Nigeria is currently producing 1.45 million barrels per day, with plans to scale this up to 1.8mn bpd by the end of November.
Nigerian National Petroleum Corp. (NNPC) head Mele Kyari, speaking at Adipec, went on to say that the country intended to reach 2.2mn bpd in 2023.
“Everyone is coming back to the table now,” Kyari said, in reference to potential investments from the IOC. Companies are reassured by “improved security and also improved fiscal terms, it’s a perfect opportunity for businesses so the companies are coming back, particularly in the deepwater.”
Should investments move ahead, Kyari said Nigeria would reach 3mn bpd within two to three years, and then 4mn bpd in five years.
Nigeria’s production fell below 1mn bpd this year, largely as a result of insecurity and sabotage in the Niger Delta. There have been some promising signs, though, with Forcados now back online “force majeure will be lifted from Bonny”, he continued.
As production moves up, he continued, Nigeria would seek to raise its baseline at OPEC, allowing it to increase output while conforming to new quotas.
The NNPC head was bullish about the possibility of new investments. However, he declined to shed any light on his company’s efforts to halt the sale of ExxonMobil’s local onshore unit to Seplat Energy.
NNPC is targeting the Exxon assets for itself.
Nigeria LNG declared force majeure in mid-October. Kyari said that the floods were now receding and that operations were resuming. NLNG has not yet responded to a request for comment on whether force majeure has been lifted.

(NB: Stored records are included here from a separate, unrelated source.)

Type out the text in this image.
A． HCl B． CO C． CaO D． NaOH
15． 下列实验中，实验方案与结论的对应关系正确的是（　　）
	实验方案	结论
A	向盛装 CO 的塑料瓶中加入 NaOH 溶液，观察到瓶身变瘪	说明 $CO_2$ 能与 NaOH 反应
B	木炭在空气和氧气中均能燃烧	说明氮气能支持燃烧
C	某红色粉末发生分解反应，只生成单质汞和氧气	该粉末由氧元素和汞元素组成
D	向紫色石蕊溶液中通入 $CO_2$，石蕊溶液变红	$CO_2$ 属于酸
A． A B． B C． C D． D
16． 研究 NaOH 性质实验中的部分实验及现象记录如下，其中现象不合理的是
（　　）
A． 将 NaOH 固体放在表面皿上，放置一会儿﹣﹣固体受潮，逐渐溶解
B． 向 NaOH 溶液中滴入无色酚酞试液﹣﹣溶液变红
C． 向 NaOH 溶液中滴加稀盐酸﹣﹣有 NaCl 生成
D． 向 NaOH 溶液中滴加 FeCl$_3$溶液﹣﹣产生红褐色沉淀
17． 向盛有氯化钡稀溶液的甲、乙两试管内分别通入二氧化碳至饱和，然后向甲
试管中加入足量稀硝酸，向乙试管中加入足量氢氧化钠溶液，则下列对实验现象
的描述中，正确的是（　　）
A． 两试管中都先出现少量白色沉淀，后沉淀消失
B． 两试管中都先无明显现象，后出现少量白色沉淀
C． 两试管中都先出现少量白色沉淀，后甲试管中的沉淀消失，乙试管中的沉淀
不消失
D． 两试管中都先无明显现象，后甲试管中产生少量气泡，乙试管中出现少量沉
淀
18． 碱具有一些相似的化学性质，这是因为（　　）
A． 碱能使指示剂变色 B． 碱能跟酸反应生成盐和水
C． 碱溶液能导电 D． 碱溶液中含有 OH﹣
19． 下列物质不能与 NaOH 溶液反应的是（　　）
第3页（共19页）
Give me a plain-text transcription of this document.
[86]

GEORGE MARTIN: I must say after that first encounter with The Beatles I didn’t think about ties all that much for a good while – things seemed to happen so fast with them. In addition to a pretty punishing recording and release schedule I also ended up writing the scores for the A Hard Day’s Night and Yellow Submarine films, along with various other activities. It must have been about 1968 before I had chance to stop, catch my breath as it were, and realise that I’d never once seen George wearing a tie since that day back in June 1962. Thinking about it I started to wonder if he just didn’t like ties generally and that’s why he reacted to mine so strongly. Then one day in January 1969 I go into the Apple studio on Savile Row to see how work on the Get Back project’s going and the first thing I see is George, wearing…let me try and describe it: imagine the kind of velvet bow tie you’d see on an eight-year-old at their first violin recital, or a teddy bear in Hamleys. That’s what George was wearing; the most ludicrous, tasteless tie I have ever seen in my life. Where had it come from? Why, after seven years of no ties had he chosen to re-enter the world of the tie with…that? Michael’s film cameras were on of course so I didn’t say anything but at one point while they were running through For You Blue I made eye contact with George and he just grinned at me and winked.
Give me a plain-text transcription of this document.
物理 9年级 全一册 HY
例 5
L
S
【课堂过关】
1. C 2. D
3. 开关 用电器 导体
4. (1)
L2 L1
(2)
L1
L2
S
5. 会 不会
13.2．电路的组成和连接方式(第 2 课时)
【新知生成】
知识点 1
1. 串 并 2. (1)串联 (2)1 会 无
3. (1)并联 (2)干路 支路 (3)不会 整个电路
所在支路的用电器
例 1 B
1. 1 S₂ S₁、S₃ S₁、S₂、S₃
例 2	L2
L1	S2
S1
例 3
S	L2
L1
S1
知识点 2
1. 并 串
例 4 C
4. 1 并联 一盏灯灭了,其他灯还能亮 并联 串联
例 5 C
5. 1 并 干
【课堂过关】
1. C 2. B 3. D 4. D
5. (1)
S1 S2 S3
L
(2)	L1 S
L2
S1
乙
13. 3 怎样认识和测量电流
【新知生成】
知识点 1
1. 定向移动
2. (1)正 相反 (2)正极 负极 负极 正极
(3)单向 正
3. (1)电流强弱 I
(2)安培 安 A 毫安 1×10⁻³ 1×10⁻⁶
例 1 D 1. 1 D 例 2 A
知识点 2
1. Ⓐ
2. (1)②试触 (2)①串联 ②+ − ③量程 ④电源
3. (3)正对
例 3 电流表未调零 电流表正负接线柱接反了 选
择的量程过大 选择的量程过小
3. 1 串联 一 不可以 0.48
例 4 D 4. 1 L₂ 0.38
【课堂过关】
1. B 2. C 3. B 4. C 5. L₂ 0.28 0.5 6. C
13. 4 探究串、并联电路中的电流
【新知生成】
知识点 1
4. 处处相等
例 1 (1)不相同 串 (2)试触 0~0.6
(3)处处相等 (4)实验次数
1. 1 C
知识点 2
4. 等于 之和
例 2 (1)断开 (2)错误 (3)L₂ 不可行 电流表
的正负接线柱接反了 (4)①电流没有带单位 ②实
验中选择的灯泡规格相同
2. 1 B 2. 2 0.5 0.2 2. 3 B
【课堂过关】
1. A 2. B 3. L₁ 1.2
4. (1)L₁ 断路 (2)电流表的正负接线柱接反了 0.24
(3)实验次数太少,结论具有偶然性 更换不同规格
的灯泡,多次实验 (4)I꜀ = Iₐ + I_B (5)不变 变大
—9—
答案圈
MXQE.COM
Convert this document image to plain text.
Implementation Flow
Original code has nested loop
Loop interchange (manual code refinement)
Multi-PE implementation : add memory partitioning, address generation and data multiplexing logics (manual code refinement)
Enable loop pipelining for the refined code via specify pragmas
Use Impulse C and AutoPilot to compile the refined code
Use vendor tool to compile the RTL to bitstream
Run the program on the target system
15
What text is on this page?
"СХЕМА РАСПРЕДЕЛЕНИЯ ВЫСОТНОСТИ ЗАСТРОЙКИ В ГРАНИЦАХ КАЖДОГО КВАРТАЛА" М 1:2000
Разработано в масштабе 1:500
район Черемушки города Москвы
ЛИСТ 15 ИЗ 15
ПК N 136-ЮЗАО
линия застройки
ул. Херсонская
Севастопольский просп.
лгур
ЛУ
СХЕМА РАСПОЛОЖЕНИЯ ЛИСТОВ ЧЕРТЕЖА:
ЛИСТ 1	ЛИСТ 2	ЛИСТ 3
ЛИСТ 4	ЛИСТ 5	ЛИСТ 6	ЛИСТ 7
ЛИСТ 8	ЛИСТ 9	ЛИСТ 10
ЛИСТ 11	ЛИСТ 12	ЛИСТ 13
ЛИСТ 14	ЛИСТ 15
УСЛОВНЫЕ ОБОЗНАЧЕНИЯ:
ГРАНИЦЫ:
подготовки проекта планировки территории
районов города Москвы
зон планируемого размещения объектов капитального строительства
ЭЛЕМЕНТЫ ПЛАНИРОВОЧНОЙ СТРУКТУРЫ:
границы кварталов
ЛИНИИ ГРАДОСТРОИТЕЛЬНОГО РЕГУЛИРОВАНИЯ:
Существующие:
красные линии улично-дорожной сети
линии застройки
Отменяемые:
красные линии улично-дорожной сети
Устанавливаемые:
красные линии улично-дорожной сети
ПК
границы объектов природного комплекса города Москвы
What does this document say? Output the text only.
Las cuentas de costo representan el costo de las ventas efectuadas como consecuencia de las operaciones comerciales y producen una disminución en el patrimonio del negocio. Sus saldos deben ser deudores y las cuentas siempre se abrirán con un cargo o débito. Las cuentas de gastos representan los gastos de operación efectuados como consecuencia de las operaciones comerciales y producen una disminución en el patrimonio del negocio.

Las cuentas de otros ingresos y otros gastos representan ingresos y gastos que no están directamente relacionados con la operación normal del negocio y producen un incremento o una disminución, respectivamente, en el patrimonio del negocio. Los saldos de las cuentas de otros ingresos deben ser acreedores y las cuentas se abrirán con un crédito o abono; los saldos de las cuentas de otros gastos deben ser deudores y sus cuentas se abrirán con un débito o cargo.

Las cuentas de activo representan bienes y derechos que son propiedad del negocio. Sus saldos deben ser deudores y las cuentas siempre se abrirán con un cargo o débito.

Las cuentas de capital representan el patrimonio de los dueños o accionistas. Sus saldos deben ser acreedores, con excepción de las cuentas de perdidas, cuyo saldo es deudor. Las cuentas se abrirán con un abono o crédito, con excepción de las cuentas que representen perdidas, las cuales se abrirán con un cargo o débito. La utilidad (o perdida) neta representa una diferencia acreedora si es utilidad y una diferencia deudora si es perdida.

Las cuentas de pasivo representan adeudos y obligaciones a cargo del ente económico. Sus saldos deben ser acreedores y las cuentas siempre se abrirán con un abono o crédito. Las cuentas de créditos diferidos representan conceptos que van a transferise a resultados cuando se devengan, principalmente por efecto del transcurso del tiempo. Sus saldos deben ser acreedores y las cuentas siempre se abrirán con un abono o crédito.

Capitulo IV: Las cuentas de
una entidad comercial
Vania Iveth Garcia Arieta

“The world is looking for energy”, Kyari said, striking an upbeat tone on future LNG production from additional projects. NLNG is progressing with Train 7, he said, with the target start up date of 2025.
The NNPC head went on to say NLNG shareholders were keen to add more capacity, with Train 8.
“There’s so much gas the possibilities are endless,” Kyari said.
The NNPC head declined to comment on the possibilities of Brass LNG or OK LNG. He did say there were plans for various floating LNG (FLNG) projects.
The Nigerian government, with NNPC, has set out plans to build an offshore pipeline round to Morocco, in addition to an onshore link through the Sahara to Algeria.
Nigeria has the resources, Kyari said, but there is an issue of how to access financing for such projects.
One major investment under way is the Dangote Group refinery. After some delays, this is due to start up in the first half of 2023. Starting up this facility, and restoring production from Nigeria’s dysfunctional four refineries, could transform the country into a net exporter.
This would take the country from “calamity to opportunity”, he said. “We see the potential for robust flow [of products] from Nigeria”.